Alex Granovsky
gran@classic.chem.msu.su
what is the output of "ulimit -a" command on the nodes you are using?
Working in standard mode, P2P uses two sockets per each peer,
while in XDLB mode, there are four sockets per each peer.
Thus, if you run Firefly in parallel on 256 nodes, each Firefly's instance will need either 512 or 1024 open sockets (file descriptors).
The typical default limit on most Linux installation is 1024 open file descriptors per user.
You may need to check the system-wide limit as well.
These limits can be raised as explained e.g. at:
http://www.cs.uwaterloo.ca/~brecht/servers/openfiles.html
Internally, current builds of Firefly are limited to 2048 sockets,
but we can recompile it for larger number if required.
Hope this helps,
Alex
On Thu Jul 2 '09 6:59pm, Pasquale Morvillo wrote
------------------------------------------------
>Hi,
>the crash is after "..... DONE SETTING UP THE RUN ....."
>The test file for mp2 method is the one found in the performance section (test3.inp)
>regards
>
>
>On Thu Jul 2 '09 5:45pm, Igor Polyakov wrote
>--------------------------------------------
>>Pasquale, hello,
>>Actually i just wanted to ask what kind of a crash did u experience?

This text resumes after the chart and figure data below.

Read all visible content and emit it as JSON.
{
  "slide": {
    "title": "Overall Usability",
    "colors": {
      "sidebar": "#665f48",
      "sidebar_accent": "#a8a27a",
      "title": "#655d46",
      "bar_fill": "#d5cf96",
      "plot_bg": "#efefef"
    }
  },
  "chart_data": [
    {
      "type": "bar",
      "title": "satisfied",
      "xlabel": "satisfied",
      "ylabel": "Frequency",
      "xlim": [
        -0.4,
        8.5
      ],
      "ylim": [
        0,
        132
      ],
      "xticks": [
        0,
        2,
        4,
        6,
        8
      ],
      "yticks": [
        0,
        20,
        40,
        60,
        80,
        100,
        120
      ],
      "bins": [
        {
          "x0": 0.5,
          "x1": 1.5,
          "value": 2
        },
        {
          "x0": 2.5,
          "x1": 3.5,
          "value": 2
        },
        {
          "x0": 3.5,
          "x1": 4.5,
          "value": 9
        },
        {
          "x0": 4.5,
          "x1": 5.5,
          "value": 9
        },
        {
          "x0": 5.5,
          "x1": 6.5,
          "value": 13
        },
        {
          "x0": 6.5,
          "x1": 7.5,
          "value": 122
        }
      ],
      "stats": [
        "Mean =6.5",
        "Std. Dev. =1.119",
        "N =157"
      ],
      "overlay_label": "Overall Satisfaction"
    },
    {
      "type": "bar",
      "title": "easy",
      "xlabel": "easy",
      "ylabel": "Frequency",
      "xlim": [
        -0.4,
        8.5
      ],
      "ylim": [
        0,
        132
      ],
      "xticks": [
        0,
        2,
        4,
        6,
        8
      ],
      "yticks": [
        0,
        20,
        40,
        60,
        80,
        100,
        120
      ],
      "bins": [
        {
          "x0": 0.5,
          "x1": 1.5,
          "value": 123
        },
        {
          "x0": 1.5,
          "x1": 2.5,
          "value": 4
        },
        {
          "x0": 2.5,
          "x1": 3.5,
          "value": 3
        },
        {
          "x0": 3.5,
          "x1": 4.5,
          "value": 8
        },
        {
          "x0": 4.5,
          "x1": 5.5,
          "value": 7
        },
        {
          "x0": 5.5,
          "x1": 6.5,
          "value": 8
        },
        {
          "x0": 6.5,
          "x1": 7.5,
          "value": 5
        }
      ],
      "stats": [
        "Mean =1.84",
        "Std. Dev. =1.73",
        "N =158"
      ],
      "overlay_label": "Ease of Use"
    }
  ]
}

Crash in the start or hangups during calculation? Maybe u could supply us the input/ouput file used...
>>Best regards, Igor
>>
>>
>>On Wed Jul 1 '09 9:40pm, Pasquale Morvillo wrote
>>------------------------------------------------
>>>Dear Alex,
>>>I made some tests (mp2 method) running Firefly (OpenMPI) on our cluster (each node is a 4 Xeon Quad-Core Tigerton E7330).
>>>All the tests using until 256 CPUS run fine.
>>>Using more than 256 CPUS, there is a crash in the application.
>>>All the tests were done using:
>>>$p2p p2p=.t. dlb=.t. xdlb=.t. $end
>>>If xdlb is set to false, it was possible to run the tests with more than 256 CPUS (I was able to use more than 400 CPUS).
>>>Any hints?
>>>regards